I had 45 direct reports last year because I refused to pick “team leads” who got the “privilege” of acting like middle managers without the pay. I folded my org into 5 “squads” and skinnied down 1:1’s to 1x a month or as needed (open door). It actually worked pretty well, and I was able to hold out long enough to get real manager positions approved. I restricted application eligibility to those within my group, and that worked out okay, too. Now I have 5 managers who get paid a decent amount, plus 40 team members who feel like they’re on a first name basis with me. Got an 88% approval rating on the annual survey, which I’m happy with.
Only 21 direct reports? I had 32 at Apple.
Yea, it was ass. I quit, too.
Ha, my boss (startup CEO) had 20 people reporting to him, so just didn’t meet with any of us at all.
I think 5-9 is a good amount. It’s enough that you can have discussions in a team and figure it all out. But more than 10, and it’s hard for everyone to get their word in, especially if someone had a good point and only can send a slack DM later that could potentially make everyone go, “shit, we should’ve let them talk instead”.
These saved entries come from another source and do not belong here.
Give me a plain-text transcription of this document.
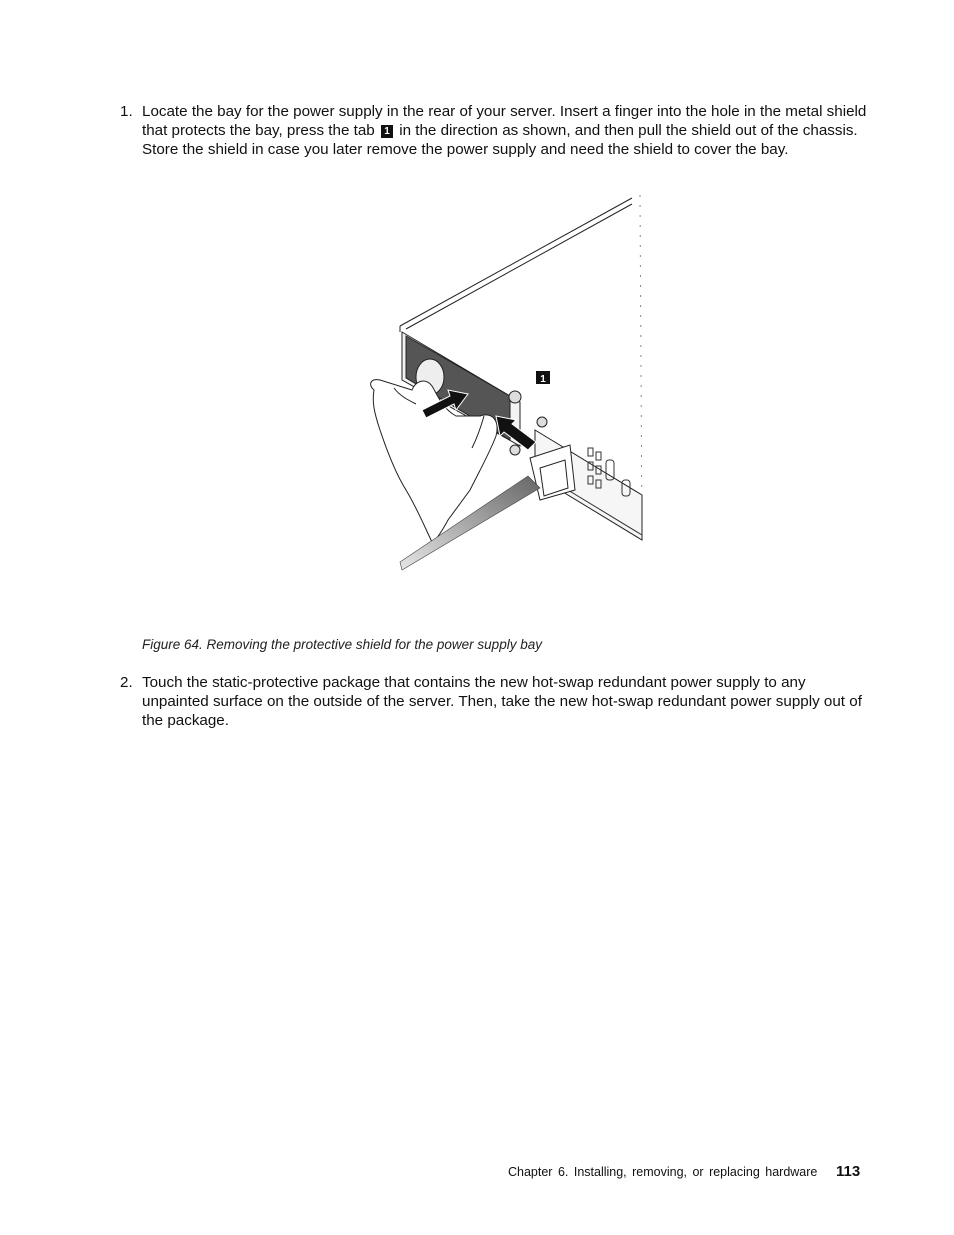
1. Locate the bay for the power supply in the rear of your server. Insert a finger into the hole in the metal shield that protects the bay, press the tab 1 in the direction as shown, and then pull the shield out of the chassis. Store the shield in case you later remove the power supply and need the shield to cover the bay.
1
Figure 64. Removing the protective shield for the power supply bay
2. Touch the static-protective package that contains the new hot-swap redundant power supply to any unpainted surface on the outside of the server. Then, take the new hot-swap redundant power supply out of the package.
Chapter 6. Installing, removing, or replacing hardware 113
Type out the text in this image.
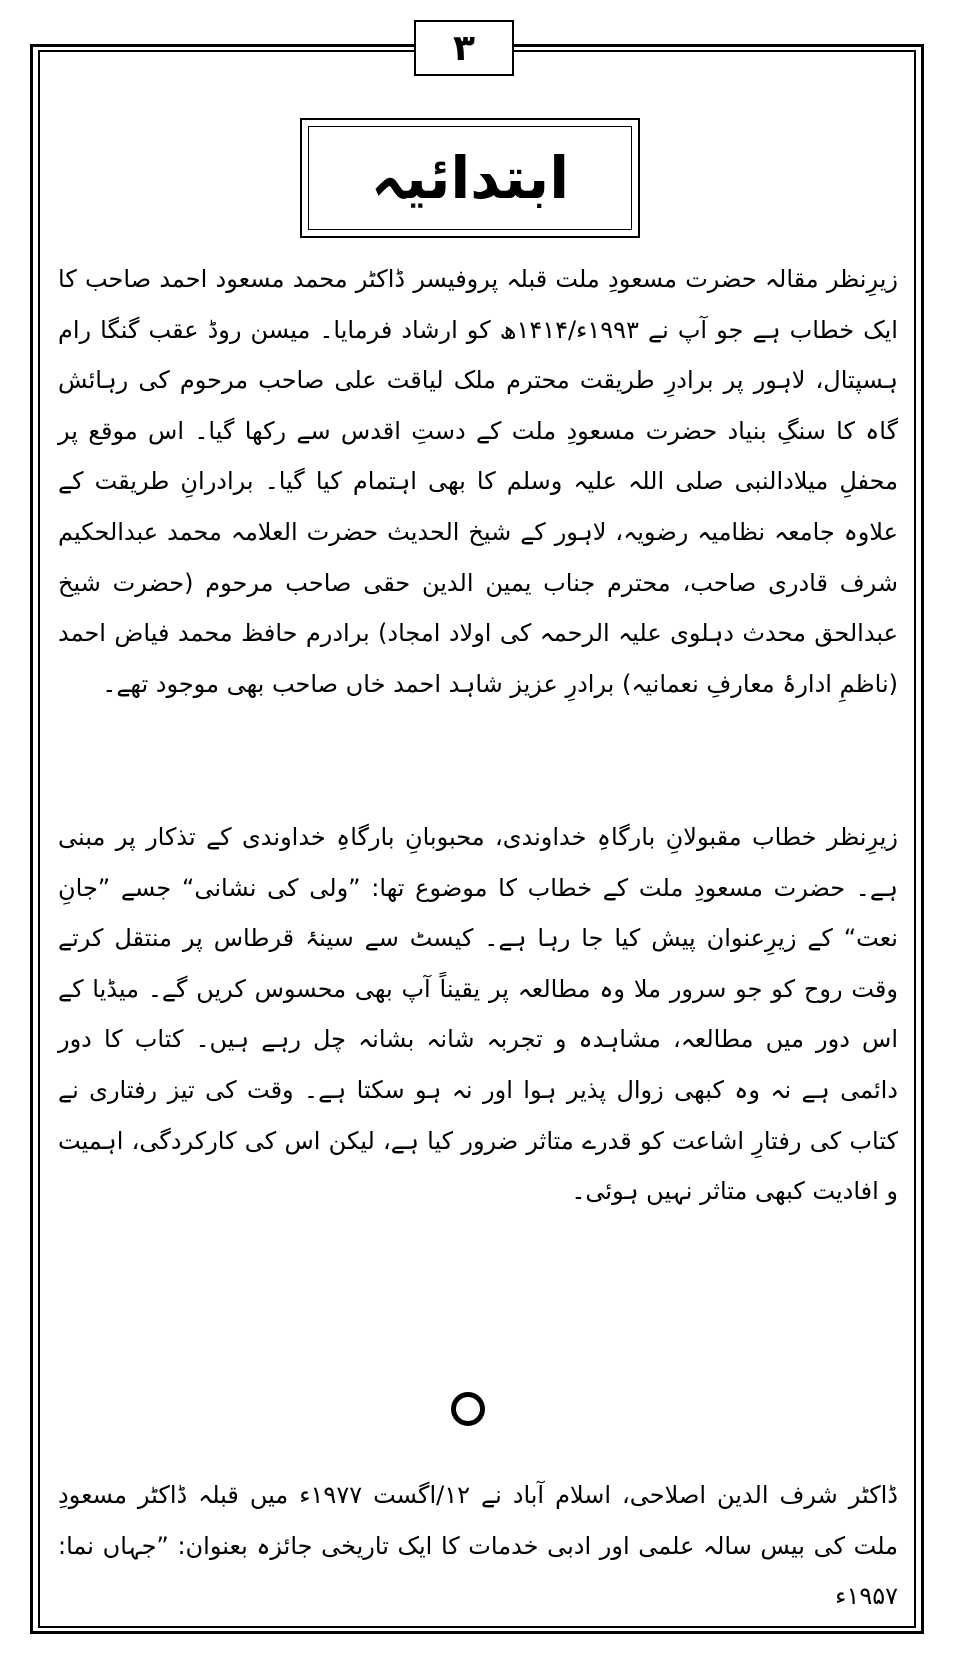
۳
ابتدائیہ
زیرِنظر مقالہ حضرت مسعودِ ملت قبلہ پروفیسر ڈاکٹر محمد مسعود احمد صاحب کا ایک خطاب ہے جو آپ نے ۱۹۹۳ء/۱۴۱۴ھ کو ارشاد فرمایا۔ میسن روڈ عقب گنگا رام ہسپتال، لاہور پر برادرِ طریقت محترم ملک لیاقت علی صاحب مرحوم کی رہائش گاہ کا سنگِ بنیاد حضرت مسعودِ ملت کے دستِ اقدس سے رکھا گیا۔ اس موقع پر محفلِ میلادالنبی صلی اللہ علیہ وسلم کا بھی اہتمام کیا گیا۔ برادرانِ طریقت کے علاوہ جامعہ نظامیہ رضویہ، لاہور کے شیخ الحدیث حضرت العلامہ محمد عبدالحکیم شرف قادری صاحب، محترم جناب یمین الدین حقی صاحب مرحوم (حضرت شیخ عبدالحق محدث دہلوی علیہ الرحمہ کی اولاد امجاد) برادرم حافظ محمد فیاض احمد (ناظمِ ادارۂ معارفِ نعمانیہ) برادرِ عزیز شاہد احمد خاں صاحب بھی موجود تھے۔
زیرِنظر خطاب مقبولانِ بارگاہِ خداوندی، محبوبانِ بارگاہِ خداوندی کے تذکار پر مبنی ہے۔ حضرت مسعودِ ملت کے خطاب کا موضوع تھا: ”ولی کی نشانی“ جسے ”جانِ نعت“ کے زیرِعنوان پیش کیا جا رہا ہے۔ کیسٹ سے سینۂ قرطاس پر منتقل کرتے وقت روح کو جو سرور ملا وہ مطالعہ پر یقیناً آپ بھی محسوس کریں گے۔ میڈیا کے اس دور میں مطالعہ، مشاہدہ و تجربہ شانہ بشانہ چل رہے ہیں۔ کتاب کا دور دائمی ہے نہ وہ کبھی زوال پذیر ہوا اور نہ ہو سکتا ہے۔ وقت کی تیز رفتاری نے کتاب کی رفتارِ اشاعت کو قدرے متاثر ضرور کیا ہے، لیکن اس کی کارکردگی، اہمیت و افادیت کبھی متاثر نہیں ہوئی۔
ڈاکٹر شرف الدین اصلاحی، اسلام آباد نے ۱۲/اگست ۱۹۷۷ء میں قبلہ ڈاکٹر مسعودِ ملت کی بیس سالہ علمی اور ادبی خدمات کا ایک تاریخی جائزہ بعنوان: ”جہاں نما: ۱۹۵۷ء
Same reason why most parties in multiplayer games max out at 6-10, depending on the game. Any more than that, and it’s hard to communicate. Put that on a corporate scale, and it can easily get out of control.
> I truly love and still believe in Amazon, but I struggled to effectively manage nearly two dozen people and quit in April when my physical health was suffering and I was burning out.
Stockholm Syndrome is rough, man.
Someone above them is reading 21 weekly status reports and tracking individual measurable?
This seems primed for phoning it in by telling your supe(s) that you’ll flag the top performers/metrics and let them know if anyone falls into a danger zone. Then they’ll bin the others that aren’t interesting and as long as you hit targets and forward them enough “wins” to look good… you can coast
Think a lot of managers and team leaders don’t realize that the door swings both ways if you let it
Having that many directs seems like a huge mistake. Managing at scale is hard. This is making it even harder.
21 was my max. Way too many!
My mgr has like 50 under her. They have really consolidated teams (aka fired managers) at my work.